Another limitation stems from the fact that while the psychiatric diagnoses were longitudinal, they were not based on structured interviews. The stability of a diagnosis over time is a criterion of reliability of any diagnostic approach and has important therapeutic implications. The importance of monitoring and confirming the diagnosis over time is prompted by evidence that the temporal consistency of mental disorders is poor, ranging from 28% for specific personality disorders to 70% for schizophrenia.34
In addition, as our sample was composed of suicidal patients already in care at an MHD, our results are not representative of the general suicidal population.
The sample was relatively small, the study unicentric and conducted over a 12-month period, with no control group of non-suicidal people, so our results cannot be generalized to other MHD in other countries.

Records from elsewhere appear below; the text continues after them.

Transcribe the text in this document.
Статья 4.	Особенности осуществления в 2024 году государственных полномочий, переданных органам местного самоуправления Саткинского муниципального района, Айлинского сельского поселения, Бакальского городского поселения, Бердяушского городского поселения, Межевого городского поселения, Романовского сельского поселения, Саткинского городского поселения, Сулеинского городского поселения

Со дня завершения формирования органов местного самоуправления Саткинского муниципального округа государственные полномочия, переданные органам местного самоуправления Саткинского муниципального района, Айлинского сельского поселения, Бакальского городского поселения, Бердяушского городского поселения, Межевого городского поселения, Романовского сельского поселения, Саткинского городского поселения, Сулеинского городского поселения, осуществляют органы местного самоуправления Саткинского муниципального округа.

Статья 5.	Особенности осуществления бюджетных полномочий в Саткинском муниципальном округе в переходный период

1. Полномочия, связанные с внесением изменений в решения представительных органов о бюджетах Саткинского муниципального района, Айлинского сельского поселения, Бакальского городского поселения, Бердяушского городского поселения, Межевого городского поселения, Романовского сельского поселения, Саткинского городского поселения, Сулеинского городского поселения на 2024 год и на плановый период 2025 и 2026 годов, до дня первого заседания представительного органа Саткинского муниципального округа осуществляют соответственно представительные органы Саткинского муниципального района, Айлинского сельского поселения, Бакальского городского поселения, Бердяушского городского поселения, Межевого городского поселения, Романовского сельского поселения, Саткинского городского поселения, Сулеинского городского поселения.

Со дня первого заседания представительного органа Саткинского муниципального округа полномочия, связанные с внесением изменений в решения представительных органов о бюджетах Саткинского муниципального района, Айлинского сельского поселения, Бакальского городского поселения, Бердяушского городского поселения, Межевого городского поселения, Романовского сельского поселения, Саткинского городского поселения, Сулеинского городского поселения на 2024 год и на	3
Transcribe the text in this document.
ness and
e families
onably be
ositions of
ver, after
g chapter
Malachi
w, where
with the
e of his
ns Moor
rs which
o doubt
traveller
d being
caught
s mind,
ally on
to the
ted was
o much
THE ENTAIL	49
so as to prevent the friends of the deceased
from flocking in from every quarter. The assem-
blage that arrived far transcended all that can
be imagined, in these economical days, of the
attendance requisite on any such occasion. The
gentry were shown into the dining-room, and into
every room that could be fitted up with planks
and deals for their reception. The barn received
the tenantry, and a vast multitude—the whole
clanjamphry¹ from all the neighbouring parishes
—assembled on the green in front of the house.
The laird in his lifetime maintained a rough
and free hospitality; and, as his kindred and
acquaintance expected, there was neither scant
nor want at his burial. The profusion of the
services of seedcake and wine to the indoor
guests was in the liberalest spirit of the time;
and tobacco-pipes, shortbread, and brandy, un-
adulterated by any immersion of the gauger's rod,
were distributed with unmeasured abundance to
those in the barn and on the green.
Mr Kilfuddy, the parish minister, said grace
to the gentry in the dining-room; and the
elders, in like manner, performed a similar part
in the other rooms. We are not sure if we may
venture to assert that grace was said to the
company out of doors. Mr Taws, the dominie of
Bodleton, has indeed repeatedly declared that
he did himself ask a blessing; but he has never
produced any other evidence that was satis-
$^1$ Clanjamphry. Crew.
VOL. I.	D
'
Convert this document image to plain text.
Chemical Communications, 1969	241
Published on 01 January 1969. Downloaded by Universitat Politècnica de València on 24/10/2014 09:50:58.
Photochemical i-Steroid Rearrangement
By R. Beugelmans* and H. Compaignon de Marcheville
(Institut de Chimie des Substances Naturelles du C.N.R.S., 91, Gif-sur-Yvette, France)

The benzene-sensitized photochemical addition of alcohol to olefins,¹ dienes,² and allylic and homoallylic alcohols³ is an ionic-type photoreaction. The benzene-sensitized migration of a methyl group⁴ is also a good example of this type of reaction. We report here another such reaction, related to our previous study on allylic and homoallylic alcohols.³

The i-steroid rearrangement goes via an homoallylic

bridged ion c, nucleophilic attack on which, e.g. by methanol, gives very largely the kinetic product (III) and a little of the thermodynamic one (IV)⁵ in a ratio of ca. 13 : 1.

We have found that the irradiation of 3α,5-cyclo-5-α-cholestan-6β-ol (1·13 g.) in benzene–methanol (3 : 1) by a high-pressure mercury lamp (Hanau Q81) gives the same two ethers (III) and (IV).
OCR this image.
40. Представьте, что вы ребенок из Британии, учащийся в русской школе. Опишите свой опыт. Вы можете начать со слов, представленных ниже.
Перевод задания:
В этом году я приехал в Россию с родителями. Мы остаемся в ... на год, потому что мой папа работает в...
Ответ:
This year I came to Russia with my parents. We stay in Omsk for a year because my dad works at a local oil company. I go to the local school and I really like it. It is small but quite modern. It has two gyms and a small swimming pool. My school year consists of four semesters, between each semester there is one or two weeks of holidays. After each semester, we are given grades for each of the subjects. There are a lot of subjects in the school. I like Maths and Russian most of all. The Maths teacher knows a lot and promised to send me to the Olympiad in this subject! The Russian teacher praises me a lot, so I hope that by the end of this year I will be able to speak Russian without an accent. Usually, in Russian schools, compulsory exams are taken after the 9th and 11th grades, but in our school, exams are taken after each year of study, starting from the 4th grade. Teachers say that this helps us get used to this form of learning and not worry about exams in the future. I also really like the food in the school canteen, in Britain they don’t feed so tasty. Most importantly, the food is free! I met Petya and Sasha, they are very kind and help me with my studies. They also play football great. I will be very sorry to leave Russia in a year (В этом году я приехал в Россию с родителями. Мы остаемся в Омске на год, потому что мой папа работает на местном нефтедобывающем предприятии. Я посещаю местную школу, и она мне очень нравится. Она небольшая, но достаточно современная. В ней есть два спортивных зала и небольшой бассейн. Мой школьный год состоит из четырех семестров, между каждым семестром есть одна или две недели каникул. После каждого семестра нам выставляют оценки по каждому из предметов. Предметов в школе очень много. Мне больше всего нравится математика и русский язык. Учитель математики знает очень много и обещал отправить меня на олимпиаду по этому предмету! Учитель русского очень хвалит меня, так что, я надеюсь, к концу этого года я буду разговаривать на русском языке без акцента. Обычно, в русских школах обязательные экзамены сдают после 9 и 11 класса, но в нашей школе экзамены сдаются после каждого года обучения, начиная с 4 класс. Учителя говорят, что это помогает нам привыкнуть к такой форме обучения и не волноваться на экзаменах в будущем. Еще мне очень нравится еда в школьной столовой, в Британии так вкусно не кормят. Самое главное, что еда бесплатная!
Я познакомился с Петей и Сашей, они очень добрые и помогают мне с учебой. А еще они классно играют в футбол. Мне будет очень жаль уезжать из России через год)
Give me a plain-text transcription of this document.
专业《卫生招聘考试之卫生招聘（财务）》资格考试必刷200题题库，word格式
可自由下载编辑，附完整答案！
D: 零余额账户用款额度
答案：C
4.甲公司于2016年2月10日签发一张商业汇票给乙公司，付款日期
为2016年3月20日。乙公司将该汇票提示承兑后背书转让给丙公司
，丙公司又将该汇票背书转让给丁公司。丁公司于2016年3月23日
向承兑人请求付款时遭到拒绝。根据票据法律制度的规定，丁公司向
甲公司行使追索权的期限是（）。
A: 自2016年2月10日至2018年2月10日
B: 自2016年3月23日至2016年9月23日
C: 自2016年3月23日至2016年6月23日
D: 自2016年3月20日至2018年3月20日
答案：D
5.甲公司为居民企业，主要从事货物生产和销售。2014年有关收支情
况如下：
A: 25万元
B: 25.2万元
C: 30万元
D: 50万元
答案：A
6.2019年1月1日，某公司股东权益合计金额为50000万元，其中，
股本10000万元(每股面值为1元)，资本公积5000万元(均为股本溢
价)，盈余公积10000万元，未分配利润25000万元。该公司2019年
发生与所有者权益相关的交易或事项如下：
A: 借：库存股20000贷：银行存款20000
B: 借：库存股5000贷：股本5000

The organization of psychiatric services varies, even considerably, not only between different countries, but also in different areas of the same country.
Further, we cannot be sure that our sample covered all of the people who attempted suicide within the catchment area. Nonetheless, the method used to survey the AS population was such that the escape rate was probably very low. Moreover, people who attempted suicide monitored in a similar geographical area yielded similar AS rates in a previous study.35 It is also plausible that some subjects were in private care before attempting suicide.